ARTA transitioning to friends group with help of state
By Mike Lynch
As the Adirondack Rail Trail transitions from a railroad corridor to a recreational route, changes are also happening at the nonprofit organization that advocated for its creation for more than a decade.
Adirondack Rail Trail Advocates (ARTA) formed to push the state to develop a 34-mile, multi-use trail featuring cycling and walking in the summer and snowmobiling in the winter.
Now that the trail is completed from Lake Placid to Saranac Lake with state funding lined up for the final link to Tupper Lake, the organization has changed the “advocates” part of its name to “association.” That’s because it is transitioning to a friends group that supports and promotes the trail.
“I think we are in a position to be the one organization that really ties Lake Placid to Saranac Lake to Tupper Lake,” said ARTA board member Tony Goodwin in December, after the state officially opened the trail. “Essentially, you’ve got six different municipal governments, plus two different county governments that need to all be somewhat on the same page, as far as how it’s promoted, how the signage is presented.”
But ARTA will also have a big role in maintaining the trail and working with the associated towns and villages.
“DEC is building the trail, the towns and ARTA are trying to do the trail-town amenities,” said ARTA board member Brian Greene.
That includes trail work and ensuring that trail-associated signs are uniform and provide clear directions, Greene said.
Goodwin, former director of the Adirondack Trail Improvement Society in Keene and the Adirondack Ski Touring Council, and several ARTA board members have experience in trail maintenance. Jim McCulley is the president of the Lake Placid Snowmobile Club, while ARTA board president John Brockway is a member of both the Lake Placid and Tai-Lake Snowmobile Associations. In addition, Brockway owns Charlie’s Inn, a hub for snowmobilers, in Lake Clear which is along the rail trail.
McCulley and Brockway are both currently rail trail maintainers. Greene, of Saranac Lake, is a former programs manager with the Delaware and Lehigh rail trail in Pennsylvania.
The state Department of Environmental Conservation is the organization in charge of maintenance and management of the rail trail but is assisted by groups like ARTA through volunteer stewardship agreements.
The New York State Snowmobile Association (NYSSA) has an agreement with the state for winter maintenance of the rail trail including grooming, blowdown removal and sign maintenance. ARTA has an agreement for assisting with maintenance activities including mowing, brushing, blowdown and litter removal and providing portable toilets. ARTA has about 30 volunteers signed up.

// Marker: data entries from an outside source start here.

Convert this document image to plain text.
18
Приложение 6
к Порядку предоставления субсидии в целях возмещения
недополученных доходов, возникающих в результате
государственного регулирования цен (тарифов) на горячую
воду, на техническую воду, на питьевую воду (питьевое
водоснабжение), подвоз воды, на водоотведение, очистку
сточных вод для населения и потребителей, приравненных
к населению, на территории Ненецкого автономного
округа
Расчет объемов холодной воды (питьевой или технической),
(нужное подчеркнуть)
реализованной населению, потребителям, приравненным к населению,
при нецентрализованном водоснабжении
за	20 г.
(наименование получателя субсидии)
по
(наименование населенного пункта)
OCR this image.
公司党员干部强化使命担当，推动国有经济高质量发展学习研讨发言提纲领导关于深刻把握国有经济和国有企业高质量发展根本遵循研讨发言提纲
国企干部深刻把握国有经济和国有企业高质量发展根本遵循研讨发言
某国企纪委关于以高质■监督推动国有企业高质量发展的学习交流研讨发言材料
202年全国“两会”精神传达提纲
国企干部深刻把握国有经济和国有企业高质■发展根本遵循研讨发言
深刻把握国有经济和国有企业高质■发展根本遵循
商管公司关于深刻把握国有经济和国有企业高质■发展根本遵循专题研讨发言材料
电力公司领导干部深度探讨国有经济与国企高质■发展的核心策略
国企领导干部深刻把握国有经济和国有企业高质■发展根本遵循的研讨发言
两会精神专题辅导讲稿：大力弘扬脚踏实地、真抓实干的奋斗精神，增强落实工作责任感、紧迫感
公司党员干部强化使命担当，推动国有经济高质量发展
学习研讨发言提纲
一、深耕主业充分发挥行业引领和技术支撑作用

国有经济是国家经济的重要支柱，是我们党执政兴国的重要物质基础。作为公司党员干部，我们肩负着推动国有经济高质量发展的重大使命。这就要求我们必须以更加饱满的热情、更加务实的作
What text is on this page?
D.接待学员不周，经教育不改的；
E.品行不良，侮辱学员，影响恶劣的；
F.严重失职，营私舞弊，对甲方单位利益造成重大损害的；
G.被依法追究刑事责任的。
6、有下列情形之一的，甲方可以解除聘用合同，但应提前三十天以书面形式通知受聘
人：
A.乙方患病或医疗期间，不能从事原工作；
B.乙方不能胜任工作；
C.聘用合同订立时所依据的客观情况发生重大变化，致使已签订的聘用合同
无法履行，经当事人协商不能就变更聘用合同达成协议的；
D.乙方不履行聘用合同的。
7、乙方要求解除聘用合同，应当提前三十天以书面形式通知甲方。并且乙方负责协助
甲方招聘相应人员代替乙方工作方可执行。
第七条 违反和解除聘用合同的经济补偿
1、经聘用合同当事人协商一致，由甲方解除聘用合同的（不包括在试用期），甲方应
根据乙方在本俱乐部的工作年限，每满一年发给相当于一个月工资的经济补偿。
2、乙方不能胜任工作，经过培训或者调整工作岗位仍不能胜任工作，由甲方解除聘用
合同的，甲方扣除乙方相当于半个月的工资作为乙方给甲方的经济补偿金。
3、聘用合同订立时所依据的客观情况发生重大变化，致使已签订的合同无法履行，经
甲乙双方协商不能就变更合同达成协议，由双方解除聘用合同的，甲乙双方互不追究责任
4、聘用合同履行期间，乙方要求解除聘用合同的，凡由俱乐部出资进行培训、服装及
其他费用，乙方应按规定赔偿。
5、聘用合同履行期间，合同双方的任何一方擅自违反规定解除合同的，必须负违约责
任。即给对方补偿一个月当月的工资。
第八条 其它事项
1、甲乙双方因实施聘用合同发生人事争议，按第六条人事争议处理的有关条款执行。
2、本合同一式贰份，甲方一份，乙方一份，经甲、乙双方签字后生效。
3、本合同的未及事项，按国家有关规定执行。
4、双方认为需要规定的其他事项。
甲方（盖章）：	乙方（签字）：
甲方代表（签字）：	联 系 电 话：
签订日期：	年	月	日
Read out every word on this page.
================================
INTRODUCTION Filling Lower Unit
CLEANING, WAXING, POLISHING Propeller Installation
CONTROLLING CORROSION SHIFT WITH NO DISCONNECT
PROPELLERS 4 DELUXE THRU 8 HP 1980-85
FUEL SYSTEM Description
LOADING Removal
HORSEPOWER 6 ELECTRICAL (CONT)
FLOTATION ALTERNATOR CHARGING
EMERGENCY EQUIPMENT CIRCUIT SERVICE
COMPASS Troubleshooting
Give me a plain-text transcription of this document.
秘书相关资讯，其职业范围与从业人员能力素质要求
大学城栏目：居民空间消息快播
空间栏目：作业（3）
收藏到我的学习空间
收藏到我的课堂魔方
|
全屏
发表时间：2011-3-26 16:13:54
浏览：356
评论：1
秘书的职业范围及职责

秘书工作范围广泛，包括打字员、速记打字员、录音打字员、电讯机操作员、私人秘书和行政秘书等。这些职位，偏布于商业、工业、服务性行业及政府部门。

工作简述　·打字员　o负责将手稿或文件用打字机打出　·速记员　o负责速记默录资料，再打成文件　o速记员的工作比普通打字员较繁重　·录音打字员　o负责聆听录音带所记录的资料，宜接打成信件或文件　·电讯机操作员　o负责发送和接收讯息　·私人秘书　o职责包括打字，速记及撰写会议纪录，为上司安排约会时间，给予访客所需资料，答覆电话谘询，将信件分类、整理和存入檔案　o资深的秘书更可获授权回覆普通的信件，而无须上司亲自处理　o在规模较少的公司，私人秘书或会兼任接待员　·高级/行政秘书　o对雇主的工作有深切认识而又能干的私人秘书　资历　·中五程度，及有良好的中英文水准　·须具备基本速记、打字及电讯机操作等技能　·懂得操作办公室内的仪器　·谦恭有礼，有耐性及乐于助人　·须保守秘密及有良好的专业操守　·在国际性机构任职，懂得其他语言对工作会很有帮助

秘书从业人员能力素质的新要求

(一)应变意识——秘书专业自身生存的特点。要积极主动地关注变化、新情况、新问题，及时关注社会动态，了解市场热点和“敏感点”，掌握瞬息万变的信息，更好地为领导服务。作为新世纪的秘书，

Brockway said he’s already been out several times this year clearing trees and branches knocked down in wind storms.
“We just do everything that pertains to snowmobile safety and information,” he said.
While ARTA’s focus on maintenance is fairly clear cut, there are other logistics it needs to work out. That’s where a new consultant, Kathleen Martens, who has a home in Lake Placid, comes in. Martens, a retired attorney who has worked for the DEC and the state Office of Parks, Recreation and Historic Preservation. Her husband Joe Martens is a former DEC commissioner and current board chair of the Olympic Regional Development Authority.
Kathleen Martens joined ARTA as a part-time consultant to help with transition.
“I’ll be helping them work on a strategic plan to see if they want to evolve to an even more mainstream organization with more staff and professional people,” she said.
She also hopes to play a key role fostering ARTA’s partnership with DEC and at serving as a liaison to the state and communities and other entities, she said.
“We want to be there if issues come up for the community,” she said. “We want to be the voice for the community with DEC on managing the rail trail.”
As for the strategic planning process, the goal is to complete it in a year or two, she said.
“We want this to be a smooth transition when it all happens,” Brockway said.
That process will be funded in part by a $75,400 state grant through the Park and Trail Partnership Grant program through the Environmental Protection Fund. The grants are administered by Parks & Trails New York, in partnership with the state parks office DEC.
The grant is also for fundraising activities, a volunteer program and marketing.
Separately, ARTA is also exploring the idea of hiring a part-time director. A little over a year ago, the nonprofit hired its first executive director, Brian Woods, but he recently stepped down. Martens said she didn’t know how long she would consult for the rail association.
“I’d like to stay with them as long as I need to help them and as long as they want me to help them get their footing,” she said.